Inside the Boston Bomb Squad’s Defining Day

Tuesday, December 3rd, 2013

The Boston bomb squad’s defining day wasn’t what they trained for:

Several years after 9/11, I conducted training with a military bomb unit charged with guarding Washington, DC. Our final exam was a nightmare scenario—a homemade nuke at the Super Bowl. Our job was to defuse it while the fans were still in the stands, there being no way to quickly and safely clear out 80,000 people. That scenario made two fundamental assumptions that are no longer valid: that there would be one large device and that we would find it before it detonated.

Boston showed that there’s another threat, one that looks a lot different. “We used to train for one box in a doorway. We went into a slower and less aggressive mode, meticulous, surgical. Now we’re transitioning to a high-speed attack, more maneuverable gear, no bomb suit until the situation has stabilized,” Gutzmer says. “We’re not looking for one bomber who places a device and leaves. We’re looking for an active bomber with multiple bombs, and we need to attack fast.”

A post-Boston final exam will soon look a lot different. Instead of a nuke at the Super Bowl, how about this: Six small bombs have already detonated, and now your job is to find seven more—among thousands of bags—while the bomber hides among a crowd of the fleeing, responding, wounded, and dead. Meanwhile the entire city overwhelms your backup with false alarms. Welcome to the new era of bomb work.

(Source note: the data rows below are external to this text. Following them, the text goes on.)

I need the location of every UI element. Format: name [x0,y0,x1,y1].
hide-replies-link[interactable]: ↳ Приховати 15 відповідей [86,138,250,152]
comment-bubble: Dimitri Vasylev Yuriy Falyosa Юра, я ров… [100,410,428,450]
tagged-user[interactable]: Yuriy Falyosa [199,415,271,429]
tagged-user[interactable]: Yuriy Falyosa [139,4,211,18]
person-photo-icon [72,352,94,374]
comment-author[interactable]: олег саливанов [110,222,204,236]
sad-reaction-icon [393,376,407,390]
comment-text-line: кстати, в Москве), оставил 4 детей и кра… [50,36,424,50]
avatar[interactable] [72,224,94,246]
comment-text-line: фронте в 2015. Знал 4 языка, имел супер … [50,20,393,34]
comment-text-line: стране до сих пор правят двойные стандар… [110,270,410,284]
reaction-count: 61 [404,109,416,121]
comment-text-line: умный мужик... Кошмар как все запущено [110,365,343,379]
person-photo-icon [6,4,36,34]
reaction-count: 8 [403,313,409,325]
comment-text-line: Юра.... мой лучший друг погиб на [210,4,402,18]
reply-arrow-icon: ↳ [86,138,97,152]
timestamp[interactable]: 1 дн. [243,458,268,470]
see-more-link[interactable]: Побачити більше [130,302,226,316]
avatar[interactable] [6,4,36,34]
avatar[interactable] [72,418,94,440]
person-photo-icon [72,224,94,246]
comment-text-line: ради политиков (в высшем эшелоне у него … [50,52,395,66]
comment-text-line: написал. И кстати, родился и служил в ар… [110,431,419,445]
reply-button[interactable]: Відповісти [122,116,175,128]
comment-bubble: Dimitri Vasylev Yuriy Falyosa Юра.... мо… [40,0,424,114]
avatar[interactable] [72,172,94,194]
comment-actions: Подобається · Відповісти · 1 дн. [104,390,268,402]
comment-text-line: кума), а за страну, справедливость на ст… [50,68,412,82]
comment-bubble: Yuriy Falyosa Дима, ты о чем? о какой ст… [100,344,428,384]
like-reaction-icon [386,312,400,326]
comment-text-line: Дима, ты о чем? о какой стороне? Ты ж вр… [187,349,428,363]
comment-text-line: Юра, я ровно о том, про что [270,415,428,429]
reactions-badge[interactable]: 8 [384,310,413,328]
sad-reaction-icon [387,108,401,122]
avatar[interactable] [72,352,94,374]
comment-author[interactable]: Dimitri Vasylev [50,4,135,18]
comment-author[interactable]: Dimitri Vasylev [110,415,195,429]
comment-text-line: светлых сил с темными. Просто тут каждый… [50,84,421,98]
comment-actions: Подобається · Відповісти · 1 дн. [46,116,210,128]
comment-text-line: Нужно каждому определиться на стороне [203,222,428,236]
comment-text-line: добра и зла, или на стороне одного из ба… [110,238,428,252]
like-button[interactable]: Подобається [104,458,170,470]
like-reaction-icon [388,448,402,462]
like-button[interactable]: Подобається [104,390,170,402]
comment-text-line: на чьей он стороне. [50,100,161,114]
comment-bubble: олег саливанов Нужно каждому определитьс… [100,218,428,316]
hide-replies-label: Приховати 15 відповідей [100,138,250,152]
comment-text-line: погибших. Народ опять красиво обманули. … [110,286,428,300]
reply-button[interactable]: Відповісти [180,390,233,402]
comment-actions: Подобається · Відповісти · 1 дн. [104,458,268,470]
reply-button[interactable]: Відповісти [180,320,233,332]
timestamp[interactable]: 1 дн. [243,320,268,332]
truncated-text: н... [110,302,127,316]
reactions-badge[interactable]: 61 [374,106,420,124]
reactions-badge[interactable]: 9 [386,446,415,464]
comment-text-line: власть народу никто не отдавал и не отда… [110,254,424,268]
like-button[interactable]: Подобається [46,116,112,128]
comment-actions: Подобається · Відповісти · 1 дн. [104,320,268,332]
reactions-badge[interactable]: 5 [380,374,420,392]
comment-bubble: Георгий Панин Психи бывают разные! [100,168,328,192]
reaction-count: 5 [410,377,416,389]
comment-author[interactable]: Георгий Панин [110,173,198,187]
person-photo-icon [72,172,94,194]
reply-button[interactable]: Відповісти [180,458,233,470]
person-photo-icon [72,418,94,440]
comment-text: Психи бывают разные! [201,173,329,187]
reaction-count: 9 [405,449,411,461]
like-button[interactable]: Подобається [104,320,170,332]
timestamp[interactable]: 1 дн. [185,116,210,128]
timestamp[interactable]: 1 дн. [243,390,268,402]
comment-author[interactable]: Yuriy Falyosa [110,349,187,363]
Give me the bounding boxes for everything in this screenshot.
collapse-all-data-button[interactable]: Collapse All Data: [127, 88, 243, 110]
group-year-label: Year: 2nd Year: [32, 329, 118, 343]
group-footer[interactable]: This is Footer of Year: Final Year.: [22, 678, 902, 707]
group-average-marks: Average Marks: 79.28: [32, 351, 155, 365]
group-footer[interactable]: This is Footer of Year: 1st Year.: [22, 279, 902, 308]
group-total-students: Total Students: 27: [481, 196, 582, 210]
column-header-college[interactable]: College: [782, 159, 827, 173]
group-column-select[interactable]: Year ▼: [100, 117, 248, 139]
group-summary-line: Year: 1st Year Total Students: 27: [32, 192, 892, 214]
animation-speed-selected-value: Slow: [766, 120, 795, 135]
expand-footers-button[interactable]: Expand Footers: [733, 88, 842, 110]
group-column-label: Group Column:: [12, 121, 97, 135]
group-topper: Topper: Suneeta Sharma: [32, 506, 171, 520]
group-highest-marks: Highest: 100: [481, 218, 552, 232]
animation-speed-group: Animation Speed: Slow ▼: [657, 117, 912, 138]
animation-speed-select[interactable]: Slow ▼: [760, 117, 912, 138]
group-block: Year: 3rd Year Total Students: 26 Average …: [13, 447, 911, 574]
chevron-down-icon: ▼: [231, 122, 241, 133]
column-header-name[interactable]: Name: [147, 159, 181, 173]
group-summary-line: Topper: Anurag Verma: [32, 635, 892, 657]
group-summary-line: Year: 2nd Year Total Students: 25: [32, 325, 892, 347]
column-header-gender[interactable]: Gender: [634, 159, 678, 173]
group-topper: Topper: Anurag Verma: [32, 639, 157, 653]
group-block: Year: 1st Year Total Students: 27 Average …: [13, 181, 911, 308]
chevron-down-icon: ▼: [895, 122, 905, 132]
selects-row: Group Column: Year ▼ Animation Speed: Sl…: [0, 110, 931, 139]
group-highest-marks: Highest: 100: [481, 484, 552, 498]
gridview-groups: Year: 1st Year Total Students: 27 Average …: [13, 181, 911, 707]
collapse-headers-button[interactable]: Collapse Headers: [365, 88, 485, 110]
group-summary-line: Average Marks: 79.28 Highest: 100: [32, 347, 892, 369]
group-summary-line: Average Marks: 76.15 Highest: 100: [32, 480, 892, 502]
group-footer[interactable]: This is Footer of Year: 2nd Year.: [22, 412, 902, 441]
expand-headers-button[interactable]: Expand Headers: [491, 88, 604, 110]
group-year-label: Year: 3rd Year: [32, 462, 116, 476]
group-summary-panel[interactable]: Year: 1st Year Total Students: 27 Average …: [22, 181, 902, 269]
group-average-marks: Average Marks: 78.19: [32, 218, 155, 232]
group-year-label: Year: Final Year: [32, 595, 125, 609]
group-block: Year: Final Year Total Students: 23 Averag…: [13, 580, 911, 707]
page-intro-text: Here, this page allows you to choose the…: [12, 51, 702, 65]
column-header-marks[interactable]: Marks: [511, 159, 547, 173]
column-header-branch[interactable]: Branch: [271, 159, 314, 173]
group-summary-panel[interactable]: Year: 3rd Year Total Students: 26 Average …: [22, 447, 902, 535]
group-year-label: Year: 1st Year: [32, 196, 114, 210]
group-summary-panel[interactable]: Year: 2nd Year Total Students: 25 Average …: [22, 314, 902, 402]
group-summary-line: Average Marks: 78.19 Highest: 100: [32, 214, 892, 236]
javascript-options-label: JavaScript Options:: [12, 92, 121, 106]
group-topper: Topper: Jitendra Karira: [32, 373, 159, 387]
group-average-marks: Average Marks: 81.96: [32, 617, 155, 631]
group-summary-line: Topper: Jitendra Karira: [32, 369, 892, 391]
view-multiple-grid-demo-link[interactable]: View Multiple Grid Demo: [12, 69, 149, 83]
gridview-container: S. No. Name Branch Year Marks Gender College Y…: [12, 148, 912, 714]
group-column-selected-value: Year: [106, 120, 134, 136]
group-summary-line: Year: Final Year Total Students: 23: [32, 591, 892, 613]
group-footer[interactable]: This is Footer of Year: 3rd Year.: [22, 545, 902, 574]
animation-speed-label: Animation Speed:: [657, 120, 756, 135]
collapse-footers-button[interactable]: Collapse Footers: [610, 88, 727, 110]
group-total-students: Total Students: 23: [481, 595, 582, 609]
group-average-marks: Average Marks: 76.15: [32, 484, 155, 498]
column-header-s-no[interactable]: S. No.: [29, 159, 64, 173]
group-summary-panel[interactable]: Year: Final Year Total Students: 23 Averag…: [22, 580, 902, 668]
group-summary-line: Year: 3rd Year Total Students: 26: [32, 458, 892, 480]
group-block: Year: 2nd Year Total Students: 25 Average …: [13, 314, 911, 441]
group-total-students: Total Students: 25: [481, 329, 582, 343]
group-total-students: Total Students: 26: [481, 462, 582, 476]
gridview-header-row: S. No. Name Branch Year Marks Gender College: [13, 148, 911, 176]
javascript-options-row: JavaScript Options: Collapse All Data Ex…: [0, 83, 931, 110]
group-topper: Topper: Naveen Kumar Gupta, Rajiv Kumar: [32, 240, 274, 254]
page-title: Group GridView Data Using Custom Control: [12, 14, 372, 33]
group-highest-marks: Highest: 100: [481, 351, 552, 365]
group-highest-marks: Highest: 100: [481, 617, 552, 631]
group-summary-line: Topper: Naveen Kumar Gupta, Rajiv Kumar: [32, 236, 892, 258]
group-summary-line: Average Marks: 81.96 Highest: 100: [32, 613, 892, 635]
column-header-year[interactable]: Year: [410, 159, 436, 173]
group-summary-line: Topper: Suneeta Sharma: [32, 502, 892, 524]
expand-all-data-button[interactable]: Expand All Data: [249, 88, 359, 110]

(Hat tip to Bruce Schneier.)

Comments

  1. Chris C. says:

    The objective of a well-planned (military) ambush is to have the ambushees react to each phase of the plan in such a way that they run straight into the next phase, and so on. It takes the terrorist tactic of a second bomb going off after just enough time for the first responders to arrive to its logical and bloody conclusion. U.S. drone operators do this as well.